In November 2019, two interesting seminars were held in Germany: first, November 5–7, the International Workshop: Environmental effects of electric, magnetic and electromagnetic fields: Flora and Fauna, and later, November 20–22, the 6th International Workshop on the Causes of Childhood Leukemia.
I took part in the first-mentioned seminar. The International Workshop: Environmental effects of electric, magnetic and electromagnetic fields: Flora and fauna discussed topics such as how birds use the Earth’s magnetic field for navigation as well as research on bats, dogs and honeybees, among others. The Earth’s magnetic field is, obviously, different than fields from electrical systems, but it was, nevertheless, interesting to find out about the wide range of research carried out on magnetoreception.
I have found some interesting scientific publications for this new situation report bulletin, which starts with a paper on the possible association between power lines and childhood leukemia.
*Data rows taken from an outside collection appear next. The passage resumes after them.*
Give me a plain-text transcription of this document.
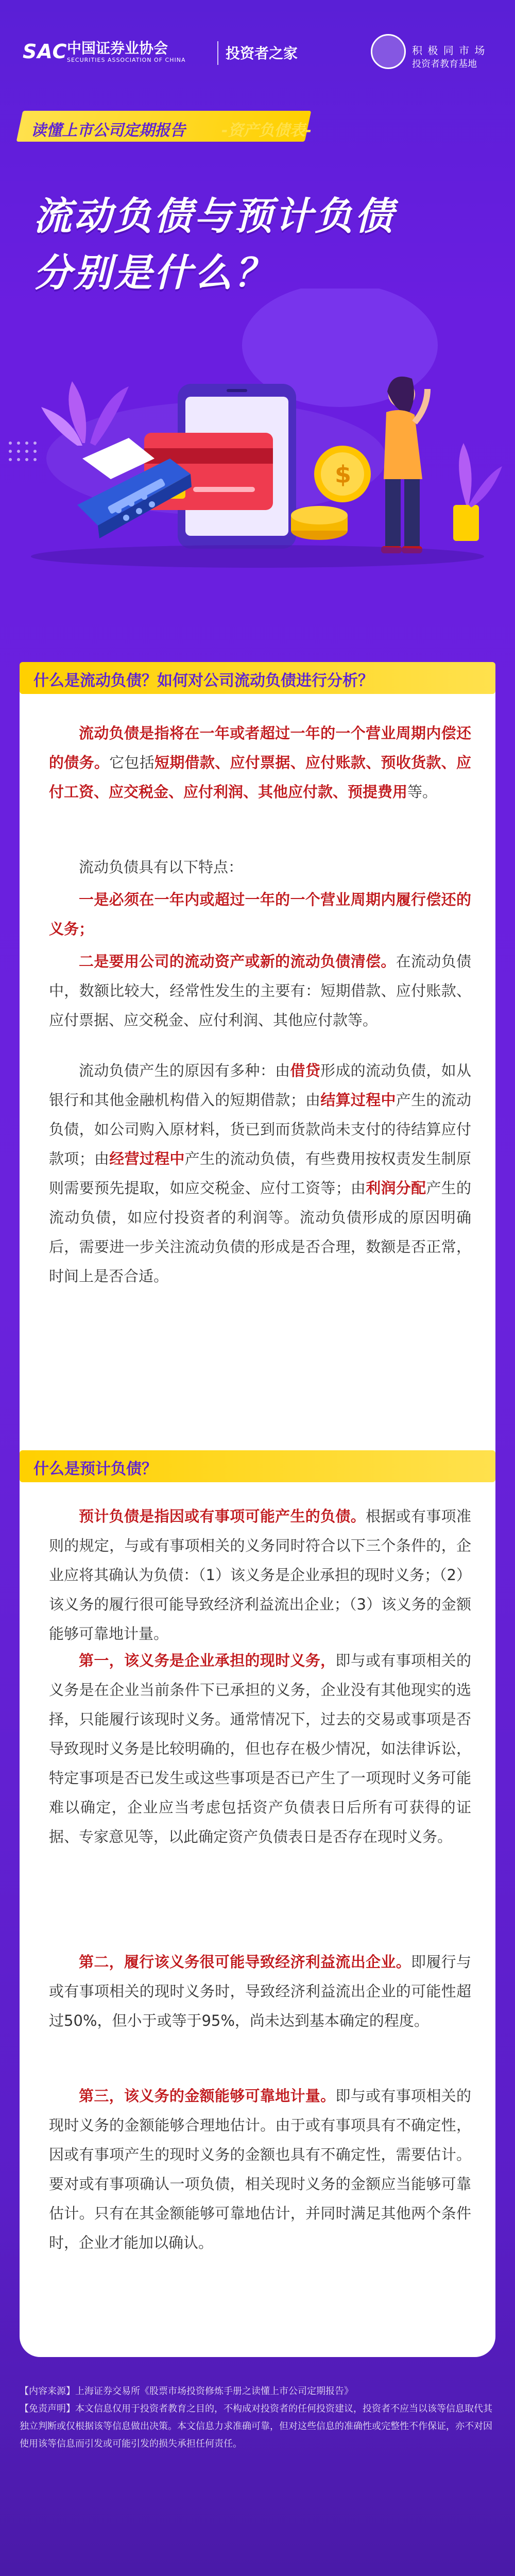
SAC 中国证券业协会
SECURITIES ASSOCIATION OF CHINA	投资者之家	积 极 同 市 场
投资者教育基地
读懂上市公司定期报告 -资产负债表-
流动负债与预计负债
分别是什么？
$
什么是流动负债？如何对公司流动负债进行分析？
流动负债是指将在一年或者超过一年的一个营业周期内偿还的债务。它包括短期借款、应付票据、应付账款、预收货款、应付工资、应交税金、应付利润、其他应付款、预提费用等。
流动负债具有以下特点：
一是必须在一年内或超过一年的一个营业周期内履行偿还的义务；
二是要用公司的流动资产或新的流动负债清偿。在流动负债中，数额比较大，经常性发生的主要有：短期借款、应付账款、应付票据、应交税金、应付利润、其他应付款等。
流动负债产生的原因有多种：由借贷形成的流动负债，如从银行和其他金融机构借入的短期借款；由结算过程中产生的流动负债，如公司购入原材料，货已到而货款尚未支付的待结算应付款项；由经营过程中产生的流动负债，有些费用按权责发生制原则需要预先提取，如应交税金、应付工资等；由利润分配产生的流动负债，如应付投资者的利润等。流动负债形成的原因明确后，需要进一步关注流动负债的形成是否合理，数额是否正常，时间上是否合适。
什么是预计负债？
预计负债是指因或有事项可能产生的负债。根据或有事项准则的规定，与或有事项相关的义务同时符合以下三个条件的，企业应将其确认为负债：（1）该义务是企业承担的现时义务；（2）该义务的履行很可能导致经济利益流出企业；（3）该义务的金额能够可靠地计量。
第一，该义务是企业承担的现时义务，即与或有事项相关的义务是在企业当前条件下已承担的义务，企业没有其他现实的选择，只能履行该现时义务。通常情况下，过去的交易或事项是否导致现时义务是比较明确的，但也存在极少情况，如法律诉讼，特定事项是否已发生或这些事项是否已产生了一项现时义务可能难以确定，企业应当考虑包括资产负债表日后所有可获得的证据、专家意见等，以此确定资产负债表日是否存在现时义务。
第二，履行该义务很可能导致经济利益流出企业。即履行与或有事项相关的现时义务时，导致经济利益流出企业的可能性超过50%，但小于或等于95%，尚未达到基本确定的程度。
第三，该义务的金额能够可靠地计量。即与或有事项相关的现时义务的金额能够合理地估计。由于或有事项具有不确定性，因或有事项产生的现时义务的金额也具有不确定性，需要估计。要对或有事项确认一项负债，相关现时义务的金额应当能够可靠估计。只有在其金额能够可靠地估计，并同时满足其他两个条件时，企业才能加以确认。
【内容来源】上海证券交易所《股票市场投资修炼手册之读懂上市公司定期报告》
【免责声明】本文信息仅用于投资者教育之目的，不构成对投资者的任何投资建议，投资者不应当以该等信息取代其独立判断或仅根据该等信息做出决策。本文信息力求准确可靠，但对这些信息的准确性或完整性不作保证，亦不对因使用该等信息而引发或可能引发的损失承担任何责任。
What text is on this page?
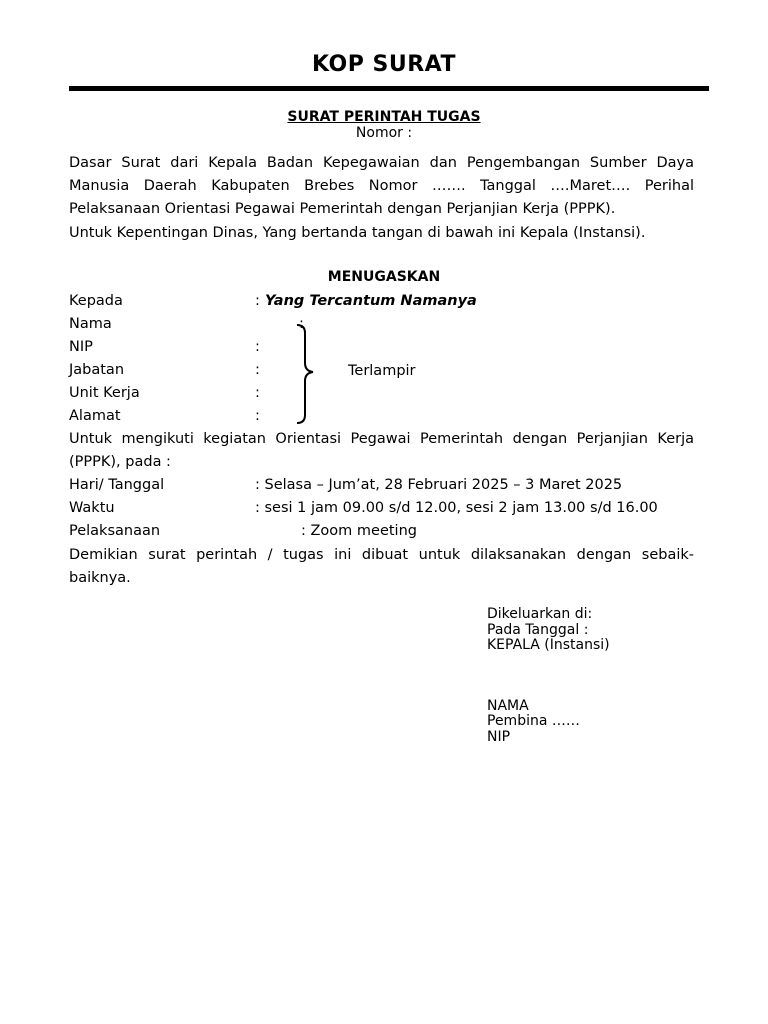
KOP SURAT
SURAT PERINTAH TUGAS
Nomor :

Dasar Surat dari Kepala Badan Kepegawaian dan Pengembangan Sumber Daya Manusia Daerah Kabupaten Brebes Nomor ……. Tanggal ….Maret…. Perihal Pelaksanaan Orientasi Pegawai Pemerintah dengan Perjanjian Kerja (PPPK).

Untuk Kepentingan Dinas, Yang bertanda tangan di bawah ini Kepala (Instansi).

MENUGASKAN
Kepada	: Yang Tercantum Namanya
Nama	:
NIP	:
Jabatan	:
Unit Kerja	:
Alamat	:
Terlampir

Untuk mengikuti kegiatan Orientasi Pegawai Pemerintah dengan Perjanjian Kerja (PPPK), pada :

Hari/ Tanggal	: Selasa – Jum’at, 28 Februari 2025 – 3 Maret 2025
Waktu	: sesi 1 jam 09.00 s/d 12.00, sesi 2 jam 13.00 s/d 16.00
Pelaksanaan	: Zoom meeting

Demikian surat perintah / tugas ini dibuat untuk dilaksanakan dengan sebaik-baiknya.

Dikeluarkan di:
Pada Tanggal :
KEPALA (Instansi)
NAMA
Pembina ……
NIP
Occupational exposure is discussed in a paper that explores cancer incidence in UK electricity supply industry workers. Covering quite a vast amount of data from the years 1973–2015, this study reaches far beyond the scope of electric and magnetic fields.
This time, inspired by the seminar I attended in Germany, I chose to conclude the bulletin with a paper on dogs. It was news to me that dogs can be trained to identify the magnetic field of a bar magnet. While there are other dog-related studies available, this struck me as the most interesting. I would also like to remind you that, instead of fields from power lines, this paper is about bar magnets.
Hope you enjoy reading this summary in English!